2 . The method of claim 1 , wherein the subject is tested prior to having any clinical symptoms of said neurodegenerative disease.
3 . The method of claim 1 , wherein said cell death is associated with the neurodegenerative disease in the subject.
4 . The method of claim 1 , wherein the neurodegenerative disease has clinical symptoms selected from the group consisting of: tremor, rigidity, bradykinesia and slowness of movement.
5 . The method of claim 1 , wherein the indicator is an immune response in the form of circulating antibodies to neuromelanin, or analogues thereof, in said subject.
6 . The method of claim 5 , wherein the detection method employs the detection of antibodies capable of reacting to neuromelanin, or an antigenic fragment or analogue thereof, present in said subject.
7 . The method of claim 6 , wherein the analogue of neuromelanin is selected from the group consisting of synthetic dopamine melanin and synthetic noradrenaline melanin.
8 . The method of, claim 1 wherein said method comprises:
(a) isolating sera from a blood sample from said subject; (b) incubating said sera with an antigen selected from human NM or synthetic dopamine melanin under conditions suitable for antibody-antigen binding; and (c) detecting bound antibody.
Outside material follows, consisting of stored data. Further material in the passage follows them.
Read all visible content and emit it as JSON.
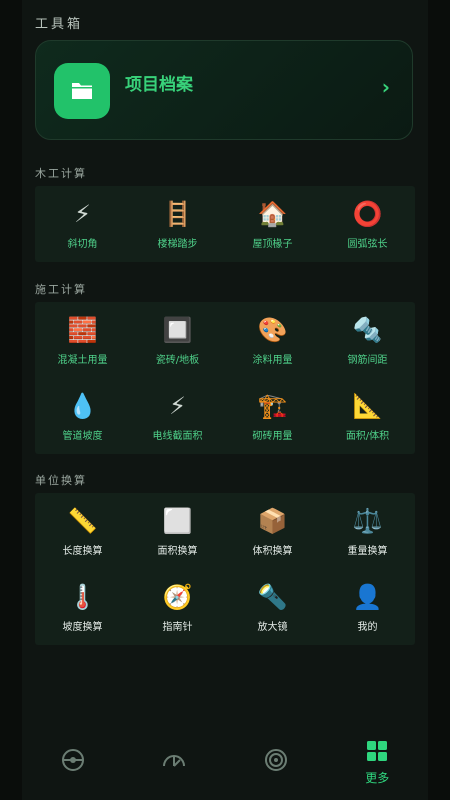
{
  "page": {
    "title": "工具箱"
  },
  "project_card": {
    "title": "项目档案",
    "arrow": "›"
  },
  "sections": [
    {
      "title": "木工计算",
      "items": [
        {
          "icon": "⚡",
          "label": "斜切角"
        },
        {
          "icon": "🪜",
          "label": "楼梯踏步"
        },
        {
          "icon": "🏠",
          "label": "屋顶椽子"
        },
        {
          "icon": "⭕",
          "label": "圆弧弦长"
        }
      ]
    },
    {
      "title": "施工计算",
      "items": [
        {
          "icon": "🧱",
          "label": "混凝土用量"
        },
        {
          "icon": "🔲",
          "label": "瓷砖/地板"
        },
        {
          "icon": "🎨",
          "label": "涂料用量"
        },
        {
          "icon": "🔩",
          "label": "钢筋间距"
        },
        {
          "icon": "💧",
          "label": "管道坡度"
        },
        {
          "icon": "⚡",
          "label": "电线截面积"
        },
        {
          "icon": "🏗️",
          "label": "砌砖用量"
        },
        {
          "icon": "📐",
          "label": "面积/体积"
        }
      ]
    },
    {
      "title": "单位换算",
      "items": [
        {
          "icon": "📏",
          "label": "长度换算"
        },
        {
          "icon": "⬜",
          "label": "面积换算"
        },
        {
          "icon": "📦",
          "label": "体积换算"
        },
        {
          "icon": "⚖️",
          "label": "重量换算"
        },
        {
          "icon": "🌡️",
          "label": "坡度换算"
        },
        {
          "icon": "🧭",
          "label": "指南针"
        },
        {
          "icon": "🔦",
          "label": "放大镜"
        },
        {
          "icon": "👤",
          "label": "我的"
        }
      ]
    }
  ],
  "tab_bar": {
    "tabs": [
      {
        "icon": "level-icon",
        "label": ""
      },
      {
        "icon": "protractor-icon",
        "label": ""
      },
      {
        "icon": "target-icon",
        "label": ""
      },
      {
        "icon": "grid-icon",
        "label": "更多"
      }
    ]
  },
  "colors": {
    "accent": "#2fd67e",
    "label": "#4fd18a",
    "icon_muted": "#6b7d73"
  }
}
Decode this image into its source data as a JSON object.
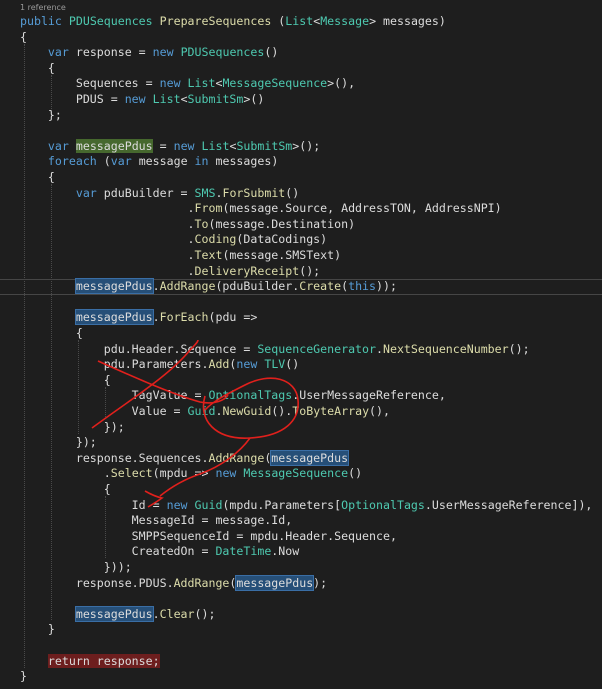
{
  "codelens": "1 reference",
  "lines": [
    {
      "tokens": [
        [
          "k",
          "public "
        ],
        [
          "t",
          "PDUSequences"
        ],
        [
          "pl",
          " "
        ],
        [
          "m",
          "PrepareSequences"
        ],
        [
          "pl",
          " ("
        ],
        [
          "t",
          "List"
        ],
        [
          "pl",
          "<"
        ],
        [
          "t",
          "Message"
        ],
        [
          "pl",
          "> messages)"
        ]
      ]
    },
    {
      "tokens": [
        [
          "pl",
          "{"
        ]
      ]
    },
    {
      "tokens": [
        [
          "pl",
          "    "
        ],
        [
          "k",
          "var"
        ],
        [
          "pl",
          " response = "
        ],
        [
          "k",
          "new"
        ],
        [
          "pl",
          " "
        ],
        [
          "t",
          "PDUSequences"
        ],
        [
          "pl",
          "()"
        ]
      ]
    },
    {
      "tokens": [
        [
          "pl",
          "    {"
        ]
      ]
    },
    {
      "tokens": [
        [
          "pl",
          "        Sequences = "
        ],
        [
          "k",
          "new"
        ],
        [
          "pl",
          " "
        ],
        [
          "t",
          "List"
        ],
        [
          "pl",
          "<"
        ],
        [
          "t",
          "MessageSequence"
        ],
        [
          "pl",
          ">(),"
        ]
      ]
    },
    {
      "tokens": [
        [
          "pl",
          "        PDUS = "
        ],
        [
          "k",
          "new"
        ],
        [
          "pl",
          " "
        ],
        [
          "t",
          "List"
        ],
        [
          "pl",
          "<"
        ],
        [
          "t",
          "SubmitSm"
        ],
        [
          "pl",
          ">()"
        ]
      ]
    },
    {
      "tokens": [
        [
          "pl",
          "    };"
        ]
      ]
    },
    {
      "tokens": []
    },
    {
      "tokens": [
        [
          "pl",
          "    "
        ],
        [
          "k",
          "var"
        ],
        [
          "pl",
          " "
        ],
        [
          "hg",
          "messagePdus"
        ],
        [
          "pl",
          " = "
        ],
        [
          "k",
          "new"
        ],
        [
          "pl",
          " "
        ],
        [
          "t",
          "List"
        ],
        [
          "pl",
          "<"
        ],
        [
          "t",
          "SubmitSm"
        ],
        [
          "pl",
          ">();"
        ]
      ]
    },
    {
      "tokens": [
        [
          "pl",
          "    "
        ],
        [
          "k",
          "foreach"
        ],
        [
          "pl",
          " ("
        ],
        [
          "k",
          "var"
        ],
        [
          "pl",
          " message "
        ],
        [
          "k",
          "in"
        ],
        [
          "pl",
          " messages)"
        ]
      ]
    },
    {
      "tokens": [
        [
          "pl",
          "    {"
        ]
      ]
    },
    {
      "tokens": [
        [
          "pl",
          "        "
        ],
        [
          "k",
          "var"
        ],
        [
          "pl",
          " pduBuilder = "
        ],
        [
          "t",
          "SMS"
        ],
        [
          "pl",
          "."
        ],
        [
          "m",
          "ForSubmit"
        ],
        [
          "pl",
          "()"
        ]
      ]
    },
    {
      "tokens": [
        [
          "pl",
          "                        ."
        ],
        [
          "m",
          "From"
        ],
        [
          "pl",
          "(message.Source, AddressTON, AddressNPI)"
        ]
      ]
    },
    {
      "tokens": [
        [
          "pl",
          "                        ."
        ],
        [
          "m",
          "To"
        ],
        [
          "pl",
          "(message.Destination)"
        ]
      ]
    },
    {
      "tokens": [
        [
          "pl",
          "                        ."
        ],
        [
          "m",
          "Coding"
        ],
        [
          "pl",
          "(DataCodings)"
        ]
      ]
    },
    {
      "tokens": [
        [
          "pl",
          "                        ."
        ],
        [
          "m",
          "Text"
        ],
        [
          "pl",
          "(message.SMSText)"
        ]
      ]
    },
    {
      "tokens": [
        [
          "pl",
          "                        ."
        ],
        [
          "m",
          "DeliveryReceipt"
        ],
        [
          "pl",
          "();"
        ]
      ]
    },
    {
      "tokens": [
        [
          "pl",
          "        "
        ],
        [
          "hb",
          "messagePdus"
        ],
        [
          "pl",
          "."
        ],
        [
          "m",
          "AddRange"
        ],
        [
          "pl",
          "(pduBuilder."
        ],
        [
          "m",
          "Create"
        ],
        [
          "pl",
          "("
        ],
        [
          "k",
          "this"
        ],
        [
          "pl",
          "));"
        ]
      ],
      "current": true
    },
    {
      "tokens": []
    },
    {
      "tokens": [
        [
          "pl",
          "        "
        ],
        [
          "hb",
          "messagePdus"
        ],
        [
          "pl",
          "."
        ],
        [
          "m",
          "ForEach"
        ],
        [
          "pl",
          "(pdu =>"
        ]
      ]
    },
    {
      "tokens": [
        [
          "pl",
          "        {"
        ]
      ]
    },
    {
      "tokens": [
        [
          "pl",
          "            pdu.Header.Sequence = "
        ],
        [
          "t",
          "SequenceGenerator"
        ],
        [
          "pl",
          "."
        ],
        [
          "m",
          "NextSequenceNumber"
        ],
        [
          "pl",
          "();"
        ]
      ]
    },
    {
      "tokens": [
        [
          "pl",
          "            pdu.Parameters."
        ],
        [
          "m",
          "Add"
        ],
        [
          "pl",
          "("
        ],
        [
          "k",
          "new"
        ],
        [
          "pl",
          " "
        ],
        [
          "t",
          "TLV"
        ],
        [
          "pl",
          "()"
        ]
      ]
    },
    {
      "tokens": [
        [
          "pl",
          "            {"
        ]
      ]
    },
    {
      "tokens": [
        [
          "pl",
          "                TagValue = "
        ],
        [
          "t",
          "OptionalTags"
        ],
        [
          "pl",
          ".UserMessageReference,"
        ]
      ]
    },
    {
      "tokens": [
        [
          "pl",
          "                Value = "
        ],
        [
          "t",
          "Guid"
        ],
        [
          "pl",
          "."
        ],
        [
          "m",
          "NewGuid"
        ],
        [
          "pl",
          "()."
        ],
        [
          "m",
          "ToByteArray"
        ],
        [
          "pl",
          "(),"
        ]
      ]
    },
    {
      "tokens": [
        [
          "pl",
          "            });"
        ]
      ]
    },
    {
      "tokens": [
        [
          "pl",
          "        });"
        ]
      ]
    },
    {
      "tokens": [
        [
          "pl",
          "        response.Sequences."
        ],
        [
          "m",
          "AddRange"
        ],
        [
          "pl",
          "("
        ],
        [
          "hb",
          "messagePdus"
        ]
      ]
    },
    {
      "tokens": [
        [
          "pl",
          "            ."
        ],
        [
          "m",
          "Select"
        ],
        [
          "pl",
          "(mpdu => "
        ],
        [
          "k",
          "new"
        ],
        [
          "pl",
          " "
        ],
        [
          "t",
          "MessageSequence"
        ],
        [
          "pl",
          "()"
        ]
      ]
    },
    {
      "tokens": [
        [
          "pl",
          "            {"
        ]
      ]
    },
    {
      "tokens": [
        [
          "pl",
          "                Id = "
        ],
        [
          "k",
          "new"
        ],
        [
          "pl",
          " "
        ],
        [
          "t",
          "Guid"
        ],
        [
          "pl",
          "(mpdu.Parameters["
        ],
        [
          "t",
          "OptionalTags"
        ],
        [
          "pl",
          ".UserMessageReference]),"
        ]
      ]
    },
    {
      "tokens": [
        [
          "pl",
          "                MessageId = message.Id,"
        ]
      ]
    },
    {
      "tokens": [
        [
          "pl",
          "                SMPPSequenceId = mpdu.Header.Sequence,"
        ]
      ]
    },
    {
      "tokens": [
        [
          "pl",
          "                CreatedOn = "
        ],
        [
          "t",
          "DateTime"
        ],
        [
          "pl",
          ".Now"
        ]
      ]
    },
    {
      "tokens": [
        [
          "pl",
          "            }));"
        ]
      ]
    },
    {
      "tokens": [
        [
          "pl",
          "        response.PDUS."
        ],
        [
          "m",
          "AddRange"
        ],
        [
          "pl",
          "("
        ],
        [
          "hb",
          "messagePdus"
        ],
        [
          "pl",
          ");"
        ]
      ]
    },
    {
      "tokens": []
    },
    {
      "tokens": [
        [
          "pl",
          "        "
        ],
        [
          "hb",
          "messagePdus"
        ],
        [
          "pl",
          "."
        ],
        [
          "m",
          "Clear"
        ],
        [
          "pl",
          "();"
        ]
      ]
    },
    {
      "tokens": [
        [
          "pl",
          "    }"
        ]
      ]
    },
    {
      "tokens": []
    },
    {
      "tokens": [
        [
          "pl",
          "    "
        ],
        [
          "hr",
          "return response;"
        ]
      ]
    },
    {
      "tokens": [
        [
          "pl",
          "}"
        ]
      ]
    }
  ]
}
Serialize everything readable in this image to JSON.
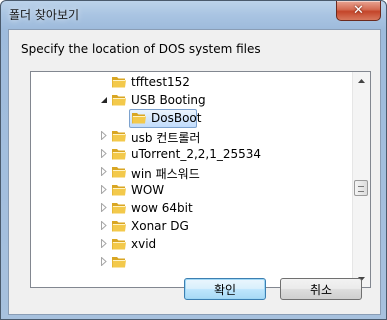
{
  "window": {
    "title": "폴더 찾아보기",
    "close_symbol": "✕"
  },
  "instruction": "Specify the location of DOS system files",
  "tree": {
    "items": [
      {
        "label": "tfftest152",
        "expander": "none",
        "selected": false
      },
      {
        "label": "USB Booting",
        "expander": "expanded",
        "selected": false
      },
      {
        "label": "DosBoot",
        "expander": "none",
        "selected": true
      },
      {
        "label": "usb 컨트롤러",
        "expander": "collapsed",
        "selected": false
      },
      {
        "label": "uTorrent_2,2,1_25534",
        "expander": "collapsed",
        "selected": false
      },
      {
        "label": "win 패스워드",
        "expander": "collapsed",
        "selected": false
      },
      {
        "label": "WOW",
        "expander": "collapsed",
        "selected": false
      },
      {
        "label": "wow 64bit",
        "expander": "collapsed",
        "selected": false
      },
      {
        "label": "Xonar DG",
        "expander": "collapsed",
        "selected": false
      },
      {
        "label": "xvid",
        "expander": "collapsed",
        "selected": false
      },
      {
        "label": "",
        "expander": "collapsed",
        "selected": false
      }
    ]
  },
  "buttons": {
    "ok": "확인",
    "cancel": "취소"
  },
  "colors": {
    "folder": "#f3c94b",
    "selection": "#c1dcfc",
    "title_gradient": "#a9c4e2",
    "close": "#c4452a"
  },
  "icons": {
    "folder": "folder-icon",
    "close": "close-icon",
    "expand": "chevron-expand-icon",
    "collapse": "chevron-collapse-icon"
  }
}
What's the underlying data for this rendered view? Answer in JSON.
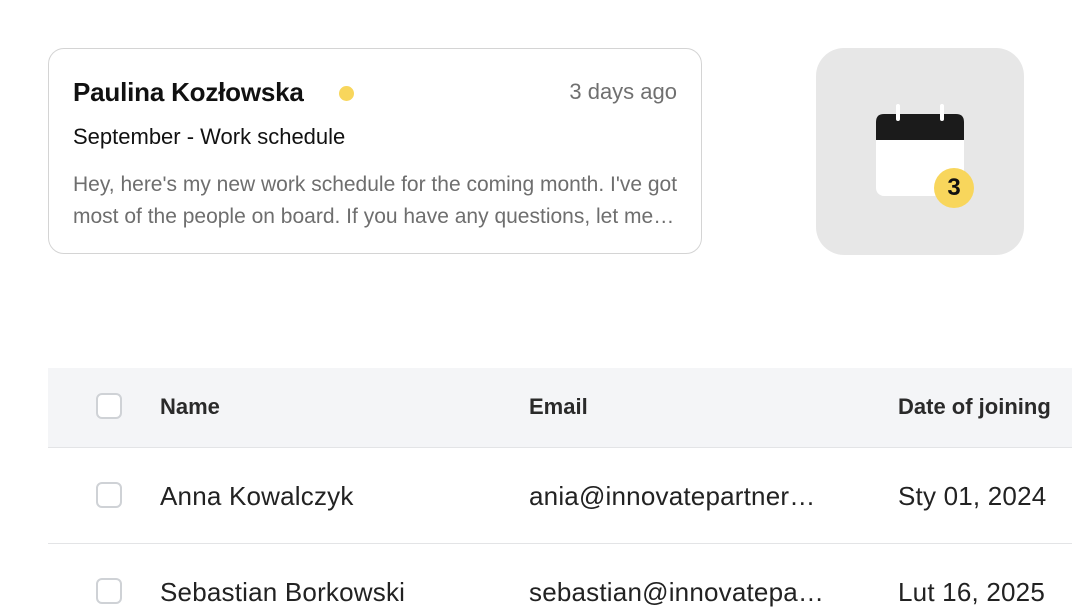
{
  "message": {
    "sender": "Paulina Kozłowska",
    "time": "3 days ago",
    "subject": "September - Work schedule",
    "preview": "Hey, here's my new work schedule for the coming month. I've got most of the people on board. If you have any questions, let me know.",
    "status_color": "#f8d65c"
  },
  "calendar": {
    "icon": "calendar-icon",
    "badge_count": "3",
    "badge_color": "#f8d65c"
  },
  "table": {
    "headers": {
      "name": "Name",
      "email": "Email",
      "date": "Date of joining"
    },
    "rows": [
      {
        "name": "Anna Kowalczyk",
        "email": "ania@innovatepartner…",
        "date": "Sty 01, 2024"
      },
      {
        "name": "Sebastian Borkowski",
        "email": "sebastian@innovatepa…",
        "date": "Lut 16, 2025"
      }
    ]
  }
}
9 . A method of treatment of a neurodegenerative disease in a subject, said method comprising:
(a) screening subjects to detect a neurodegenerative disease using the method of claim 1 , and (b) initiating treatment for subjects tested positive for the indicator of release of neuromelanin from cells in the brain.
10 . The method of claim 9 , wherein said treatment comprises administering a therapeutically effective amount of at least one of the following: antioxidants, iron chelators, nonamine oxidase inhibitors, apoptosis inhibitors, growth factors, dopamine receptor inhibitors, zonisamide, benzamide compounds, ethanesulfonyl-piperidine derivatives, endogenous enzymes which protect against oxidative damage or inhibitors of excitatory damage, or a combination thereof.
11 . The method of claim 10 , wherein said benzamide compound is selected from the group consisting of: N-tert-butyl-4-acetamidobenzamide, N-iso-propyl-4-acetamidobenzamide, N-tert-amyl-4-acetamidobenzamide, N-tert-butyl-3-acetamidobenzamide, N-methylcyclopropyl-4-acetamidobenzamide, N-n-butyl-4-acetamidobenzamide, N-n-pentyl-2-acetamidobenzamide, N-tert-butyl-2-acetamidobenzamide, N-iso-butyl-4-acetamidobenzamide, N-n-propyl-4-acetamidobenzamide, N-n-propyl-4-acetamidobenzamide, N-1,2-dimethylpropyl-4-acetamidobenzamide, N-n-pentyl-4-acetamidobenzamide, N-2-methylbutyl-4-acetamidobenzamide, N-tert-butyl-2,3-diacetamidobenzamide, N-tert-amyl-2,4-diacetamidobenzamide, N-tert-butyl-2,5-diacetamidobenzamide, N-tert-butyl-2,6-diacetamidobenzamide, N-tert-butyl-3,4-diacetamidobenzamide, N-tert-butyl-3,5-diacetamidobenzamide, N-iso-propyl-4-nitrobenzamide, N-tert-butyl-3-nitrobenzamide, N-tert-butyl-2-nitrobenzamide, N-n-butyl-4-nitrobenzamide, N-n-propyl-4-nitrobenzamide, N-tert-butyl-3,5-nitrobenzamide, N-tert-amyl-4-nitrobenzamide, N-1,2-dimethylpropyl-4-nitrobenzamide, N-n-butyl-3-nitrobenzamide, N-n-butyl-3,5-dinitrobenzamide, N-methylcylopropyl-4-nitrobenzamide, N-n-butyl-2-nitrobenzamide, N-n-pentyl-4-nitrobenzamide, N-2-methylbutyl-4-nitrobenzamide, N-n-pentyl-2-nitrobenzamide, N-1-methylpropyl-4-nitrobenzamide, N-tert-butyl-3-aminobenzamide, N-tert-butyl-4-aminobenzamide and N-methylcylopropyl-4-aminobenzamide, or a combination thereof.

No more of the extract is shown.